A bitter taste generally signals the presence of a toxin

Although bitter has over 40 different receptors on the human tongue, “sweet” only has one. Being able to detect a greater range of  bitter
is evolutionarily advantageous because bitter usually signifies potential toxin.



The TAS1R1+TAS1R3 heterodimer receptor functions as the umami (savory) receptor, responding to L-amino acid binding, especially L-glutamate.[8] The umami taste is most frequently associated with the food additive monosodium glutamate (MSG) and can be enhanced through the binding of inosine monophosphate (IMP) and guanosine monophosphate (GMP) molecules.[9][10] TAS1R1+3 expressing cells are found mostly in the fungiform papillae at the tip and edges of the tongue and palate taste receptor cells in the roof of the mouth.[8] These cells are shown to synapse upon the chorda tympani nerves to send their signals to the brain, although some activation of the glossopharyngeal nerve has been found.


The TAS1R2+TAS1R3 heterodimer receptor functions as the sweet receptor by binding to a wide variety of sugars and sugar substitutes.[8][12] TAS1R2+3 expressing cells are found in circumvallate papillae and foliate papillae near the back of the tongue and palate taste receptor cells in the roof of the mouth.[8] These cells are shown to synapse upon the chorda tympani and glossopharyngeal nerves to send their signals to the brain. The TAS1R3 homodimer also functions as a sweet receptor in much the same way as TAS1R2+3 but has decreased sensitivity to sweet substances. Natural sugars are more easily detected by the TAS1R3 receptor than sugar substitutes. This may help explain why sugar and artificial sweeteners have different tastes.


While sour taste has historically been regarded as the domain of ion channels, receptors for sour taste are now being proposed. HCN1 and HCN4 (HCN channels) were two such proposals; both of these receptors are cyclic nucleotide-gated channels. The two ion channels suggested to contribute to sour taste are ACCN1 and TASK-1.


Various receptors have also been proposed for salty tastes, along with the possible taste detection of lipids, complex carbohydrates, and water. Evidence for these receptors is, however, shaky at best, and is often unconvincing in mammal studies. For example, the proposed ENaC receptor for sodium detection can only be shown to contribute to sodium taste in Drosophilia.




The TAS2R proteins function as bitter taste receptors. There are 43 human TAS2R genes, each of which (excluding the five pseudogenes) lacks introns and codes for a GPCR protein. These proteins, as opposed to TAS1R proteins, have short extracellular domains and are located in circumvallate papillae, palate, foliate papillae, and epiglottis taste buds, with reduced expression in fungiform papillae. Though it is certain that multiple TAS2Rs are expressed in one taste receptor cell, it is still debated whether mammals can distinguish between the tastes of different bitter ligands. Some overlap must occur, however, as there are far more bitter compounds than there are TAS2R genes. Common bitter ligands include cycloheximide, denatonium, PROP (6-n-propyl-2-thiouracil), PTC (phenylthiocarbamide), and β-glucopyranosides.
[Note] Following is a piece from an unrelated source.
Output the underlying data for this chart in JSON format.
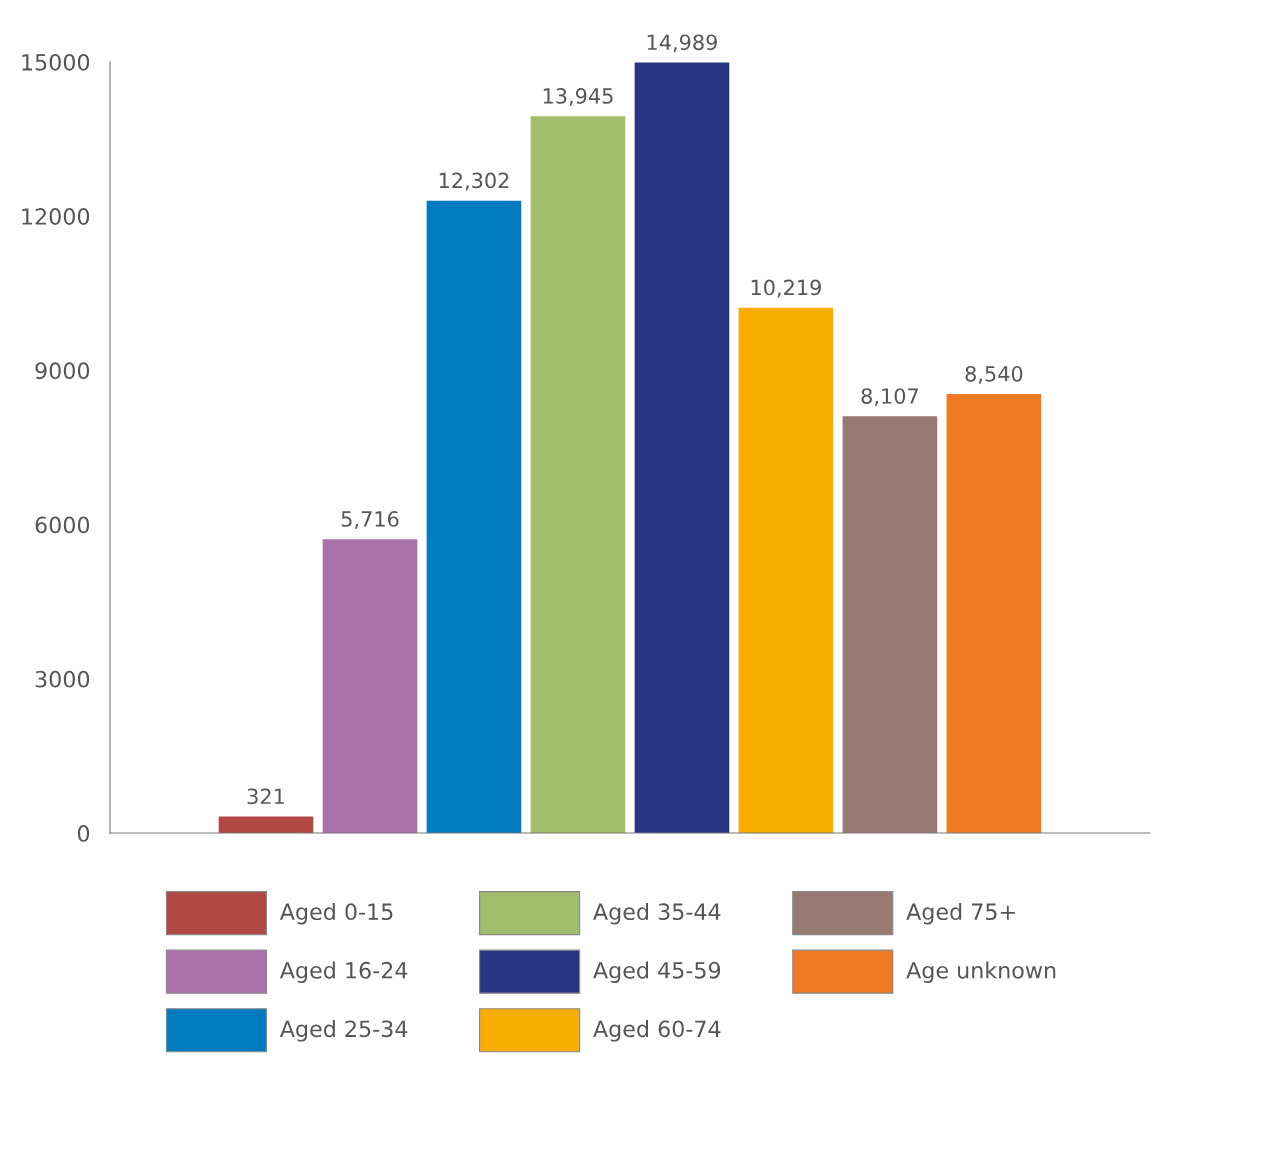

Signal transduction of bitter stimuli is accomplished via the α-subunit of gustducin. This G protein subunit activates a taste phosphodiesterase and decreases cyclic nucleotide levels. Further steps in the transduction pathway are still unknown. The βγ-subunit of gustducin also mediates taste by activating IP3 (inositol triphosphate) and DAG (diglyceride). These second messengers may open gated ion channels or may cause release of internal calcium.[16] Though all TAS2Rs are located in gustducin-containing cells, knockout of gustducin does not completely abolish sensitivity to bitter compounds, suggesting a redundant mechanism for bitter tasting[7] (unsurprising given that a bitter taste generally signals the presence of a toxin). One proposed mechanism for gustducin-independent bitter tasting is via ion channel interaction by specific bitter ligands, similar to the ion channel interaction which occurs in the tasting of sour and salty stimuli.

One of the best-researched TAS2R proteins is TAS2R38, which contributes to the tasting of both PROP and PTC. It is also the only taste receptor whose polymorphisms are shown to be responsible for differences in taste perception. Current studies are focused on determining other such taste phenotype-determining polymorphisms.